My other Okie brother will literally give you the shirt off his back.  He IS OKC Kayak (and now, Tulsa Kayak, too).  He will give you his last granola bar if you are on one of his trips and you are hungry.  He will give you his gloves, jacket, and hat if you forgot yours.  He spent most of a day helping me load the moving van with the heaviest of my furniture, and then helped pack up more boxes, too.  Yes, I arrived at my new home with some interesting labeling on some of the boxes (“Misc.” somehow turned into “Misc. sex toys”).  Rarely has anyone been able to beat him to the check, either.  He is always striving to do the right thing.  That's just who is he.

"Southern Belle" Bernie
The last remaining sister in Oklahoma is the Southern Belle.  She will charm you with her Okie accent and genuine smile.  She will sing and dance and make you laugh.  She is not afraid to visit people in the hospital, no matter how bad of shape they are in.  When her own husband was in a serious accident, they both kept their sense of humor.  You will never just get a “happy birthday” from her – she will tell you all of the things that she loves about you on the anniversary of your birth.  She has a soft spot for ALL people and animals.  She sees no boundaries of class, race, religion, sex, or age.  She is teaching the next generation to live with joy and laughter.  It's not her duty, it's just her.

My mom is an honorary Okie, though she probably would never admit it.  She put up with eight, independent, hell-raising kids that took after their father.  She raised the family while my dad worked out of town more often than not.  Then, she took care of my dad through a horrible illness that slowly took away his life over four and a half years.  She has volunteered with hospice, worked as a hospital chaplain, and still runs daily errands for friends she made at the assisted-living center - even though she no longer works there.  She delivers communion, drives them to doctors' appointments, and keeps them company.  Every day is spent serving others.

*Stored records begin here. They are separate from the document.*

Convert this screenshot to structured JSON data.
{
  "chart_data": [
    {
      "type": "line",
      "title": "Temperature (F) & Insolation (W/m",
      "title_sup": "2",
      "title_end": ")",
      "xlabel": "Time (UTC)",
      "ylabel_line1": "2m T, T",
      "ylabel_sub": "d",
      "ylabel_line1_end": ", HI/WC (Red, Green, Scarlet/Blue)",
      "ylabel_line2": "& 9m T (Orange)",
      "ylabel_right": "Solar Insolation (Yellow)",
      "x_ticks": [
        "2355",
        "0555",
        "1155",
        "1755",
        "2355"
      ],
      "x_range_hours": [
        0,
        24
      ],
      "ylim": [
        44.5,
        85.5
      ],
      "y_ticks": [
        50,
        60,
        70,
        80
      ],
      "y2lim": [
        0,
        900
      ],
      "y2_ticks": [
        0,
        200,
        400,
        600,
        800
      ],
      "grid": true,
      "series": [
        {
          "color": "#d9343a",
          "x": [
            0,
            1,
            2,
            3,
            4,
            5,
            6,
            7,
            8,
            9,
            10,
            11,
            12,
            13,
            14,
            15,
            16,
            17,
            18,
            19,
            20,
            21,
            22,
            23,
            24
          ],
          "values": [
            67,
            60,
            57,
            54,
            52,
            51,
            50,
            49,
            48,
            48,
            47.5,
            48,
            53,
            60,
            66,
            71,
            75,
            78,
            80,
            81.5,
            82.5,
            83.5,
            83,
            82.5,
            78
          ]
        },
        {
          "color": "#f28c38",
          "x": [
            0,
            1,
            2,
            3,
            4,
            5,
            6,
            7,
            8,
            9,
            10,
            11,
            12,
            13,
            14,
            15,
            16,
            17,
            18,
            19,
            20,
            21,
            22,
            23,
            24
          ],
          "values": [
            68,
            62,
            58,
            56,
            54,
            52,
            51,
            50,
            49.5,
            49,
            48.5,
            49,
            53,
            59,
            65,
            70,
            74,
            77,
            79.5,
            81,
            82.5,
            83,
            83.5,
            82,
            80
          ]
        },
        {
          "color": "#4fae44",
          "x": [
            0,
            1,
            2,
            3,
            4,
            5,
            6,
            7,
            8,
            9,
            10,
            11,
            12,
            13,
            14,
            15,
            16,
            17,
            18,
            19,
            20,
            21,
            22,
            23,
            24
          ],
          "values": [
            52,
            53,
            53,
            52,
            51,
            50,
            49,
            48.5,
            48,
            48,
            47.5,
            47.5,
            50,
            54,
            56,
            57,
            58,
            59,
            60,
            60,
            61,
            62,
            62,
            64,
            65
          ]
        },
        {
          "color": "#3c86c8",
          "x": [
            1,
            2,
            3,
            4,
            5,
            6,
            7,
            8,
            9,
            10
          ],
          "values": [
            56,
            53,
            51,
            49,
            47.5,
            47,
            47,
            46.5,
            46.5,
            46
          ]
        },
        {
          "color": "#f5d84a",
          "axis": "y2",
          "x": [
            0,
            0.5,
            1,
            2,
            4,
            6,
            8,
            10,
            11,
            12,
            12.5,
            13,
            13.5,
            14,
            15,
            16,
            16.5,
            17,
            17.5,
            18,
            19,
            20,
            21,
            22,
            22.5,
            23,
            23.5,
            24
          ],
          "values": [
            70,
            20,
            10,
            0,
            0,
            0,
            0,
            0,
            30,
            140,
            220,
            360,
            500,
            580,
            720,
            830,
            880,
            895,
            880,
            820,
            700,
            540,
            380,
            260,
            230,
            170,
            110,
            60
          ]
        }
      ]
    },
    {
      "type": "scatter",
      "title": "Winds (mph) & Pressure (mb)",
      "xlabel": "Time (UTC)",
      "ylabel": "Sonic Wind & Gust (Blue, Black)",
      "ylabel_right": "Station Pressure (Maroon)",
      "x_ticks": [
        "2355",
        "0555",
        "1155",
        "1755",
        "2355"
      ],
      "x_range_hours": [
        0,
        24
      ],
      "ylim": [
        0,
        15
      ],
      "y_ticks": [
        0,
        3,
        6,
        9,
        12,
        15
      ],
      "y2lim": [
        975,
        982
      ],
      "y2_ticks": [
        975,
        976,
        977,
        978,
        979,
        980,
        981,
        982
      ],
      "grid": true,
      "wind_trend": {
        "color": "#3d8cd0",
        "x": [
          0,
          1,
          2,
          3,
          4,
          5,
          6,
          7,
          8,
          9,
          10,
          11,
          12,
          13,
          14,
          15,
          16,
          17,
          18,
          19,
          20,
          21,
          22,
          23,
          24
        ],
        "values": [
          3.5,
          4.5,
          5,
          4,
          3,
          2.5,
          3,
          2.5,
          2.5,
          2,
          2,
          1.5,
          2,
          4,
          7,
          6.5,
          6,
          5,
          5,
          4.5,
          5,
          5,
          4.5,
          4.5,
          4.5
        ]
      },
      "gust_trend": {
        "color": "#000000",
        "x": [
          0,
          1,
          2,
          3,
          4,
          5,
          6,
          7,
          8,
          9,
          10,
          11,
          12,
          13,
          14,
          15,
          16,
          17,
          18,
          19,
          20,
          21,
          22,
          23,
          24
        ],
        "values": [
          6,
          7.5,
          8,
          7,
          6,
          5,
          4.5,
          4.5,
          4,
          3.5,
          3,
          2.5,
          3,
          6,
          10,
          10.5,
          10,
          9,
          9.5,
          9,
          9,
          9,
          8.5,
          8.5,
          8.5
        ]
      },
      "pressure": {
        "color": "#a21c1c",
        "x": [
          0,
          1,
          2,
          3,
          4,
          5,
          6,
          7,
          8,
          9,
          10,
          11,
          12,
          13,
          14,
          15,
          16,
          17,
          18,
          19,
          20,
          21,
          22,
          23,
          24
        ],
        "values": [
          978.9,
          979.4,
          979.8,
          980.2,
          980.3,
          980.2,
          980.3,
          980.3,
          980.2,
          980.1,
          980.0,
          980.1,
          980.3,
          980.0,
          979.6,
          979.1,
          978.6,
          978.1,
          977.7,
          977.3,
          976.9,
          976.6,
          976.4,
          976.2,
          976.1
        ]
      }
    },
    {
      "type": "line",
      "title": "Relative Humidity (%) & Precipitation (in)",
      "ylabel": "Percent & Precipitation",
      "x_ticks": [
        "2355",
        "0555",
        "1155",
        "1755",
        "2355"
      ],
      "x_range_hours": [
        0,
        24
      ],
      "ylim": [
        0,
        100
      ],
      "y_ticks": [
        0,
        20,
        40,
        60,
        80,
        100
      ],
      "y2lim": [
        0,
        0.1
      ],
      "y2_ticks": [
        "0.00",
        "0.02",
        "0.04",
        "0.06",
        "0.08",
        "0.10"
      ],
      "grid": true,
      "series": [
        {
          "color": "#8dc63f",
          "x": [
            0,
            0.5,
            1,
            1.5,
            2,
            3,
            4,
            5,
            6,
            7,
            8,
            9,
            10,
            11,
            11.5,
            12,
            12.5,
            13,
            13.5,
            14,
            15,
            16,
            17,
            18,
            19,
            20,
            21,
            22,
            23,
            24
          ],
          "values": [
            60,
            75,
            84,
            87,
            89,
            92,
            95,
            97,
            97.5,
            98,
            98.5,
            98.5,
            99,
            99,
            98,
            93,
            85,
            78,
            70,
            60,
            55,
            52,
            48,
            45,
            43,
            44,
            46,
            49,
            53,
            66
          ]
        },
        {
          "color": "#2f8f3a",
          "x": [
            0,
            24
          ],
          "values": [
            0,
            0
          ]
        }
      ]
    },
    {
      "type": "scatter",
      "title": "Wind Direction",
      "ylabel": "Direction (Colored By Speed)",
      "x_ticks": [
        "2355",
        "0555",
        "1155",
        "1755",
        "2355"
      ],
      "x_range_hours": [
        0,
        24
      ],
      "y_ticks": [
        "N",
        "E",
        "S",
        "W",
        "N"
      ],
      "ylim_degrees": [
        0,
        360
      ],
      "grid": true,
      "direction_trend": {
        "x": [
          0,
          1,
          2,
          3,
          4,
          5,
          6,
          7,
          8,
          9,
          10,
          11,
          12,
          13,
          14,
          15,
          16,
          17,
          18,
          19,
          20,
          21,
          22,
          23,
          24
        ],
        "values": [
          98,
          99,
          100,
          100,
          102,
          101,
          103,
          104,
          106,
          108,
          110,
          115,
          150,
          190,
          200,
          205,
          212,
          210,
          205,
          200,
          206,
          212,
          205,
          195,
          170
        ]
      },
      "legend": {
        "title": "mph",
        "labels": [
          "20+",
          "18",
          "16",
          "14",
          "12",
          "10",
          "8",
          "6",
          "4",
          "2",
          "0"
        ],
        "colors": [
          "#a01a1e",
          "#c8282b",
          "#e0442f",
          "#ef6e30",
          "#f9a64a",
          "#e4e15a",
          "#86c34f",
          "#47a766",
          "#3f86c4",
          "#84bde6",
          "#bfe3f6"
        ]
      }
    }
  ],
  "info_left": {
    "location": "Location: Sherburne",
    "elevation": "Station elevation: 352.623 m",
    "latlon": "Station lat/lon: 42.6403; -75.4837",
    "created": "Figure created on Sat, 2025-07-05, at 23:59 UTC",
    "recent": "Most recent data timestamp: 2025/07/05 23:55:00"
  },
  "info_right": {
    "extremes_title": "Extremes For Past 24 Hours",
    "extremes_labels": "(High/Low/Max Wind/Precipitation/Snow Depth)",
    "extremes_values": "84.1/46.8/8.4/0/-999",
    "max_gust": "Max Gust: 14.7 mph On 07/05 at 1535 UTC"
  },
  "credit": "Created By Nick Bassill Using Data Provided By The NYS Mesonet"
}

My Okie friends are changing the image of Oklahoma.  They vote.  They encourage others to do the same.  (Remember, most of the embarrassing Oklahoma news stems from elected officials - did you vote?)  They open businesses.  They employ others.  They stand up for their beliefs.  They stand up for those without a voice.  They tread lightly on Mother Earth.   They make art from others' trash.  They foster animals, and kids.  They feed people.  They are leaders by their actions – not titles.

Oklahomies would not have made me ask for their help if I got my car high-centered in the snow – it would have been freely offered.  Okies would not have made me wait until they finished shooting off their last five rounds of ammo.  Okies would not have complained when the handle of their shovel crumbled when I barely used it.  They most certainly would not have given me an address to send the rest of the money I didn't have on me to cover the last $12 for their old shovel, after they emptied my wallet.

See no evil, smell no evil?
I won't deny that there are some bad people in Oklahoma.  Or, some Oklahomans that do stupid things, or follow along with things that aren't right.  It doesn't matter who is looking, or listening.  We need to all try to do the right thing regardless.  Okies, along with everyone else, are imperfect.  We can all do better – be better.  Maybe other states are judged differently – because the people rarely concern themselves with anything or anyone outside of their personal bubble.  All that I know, is that the Okies that I know and love aren't the ones I read about in the news.  MY Okies are working diligently to make my home state even better.  And, I miss them (and Towheads habanero salsa).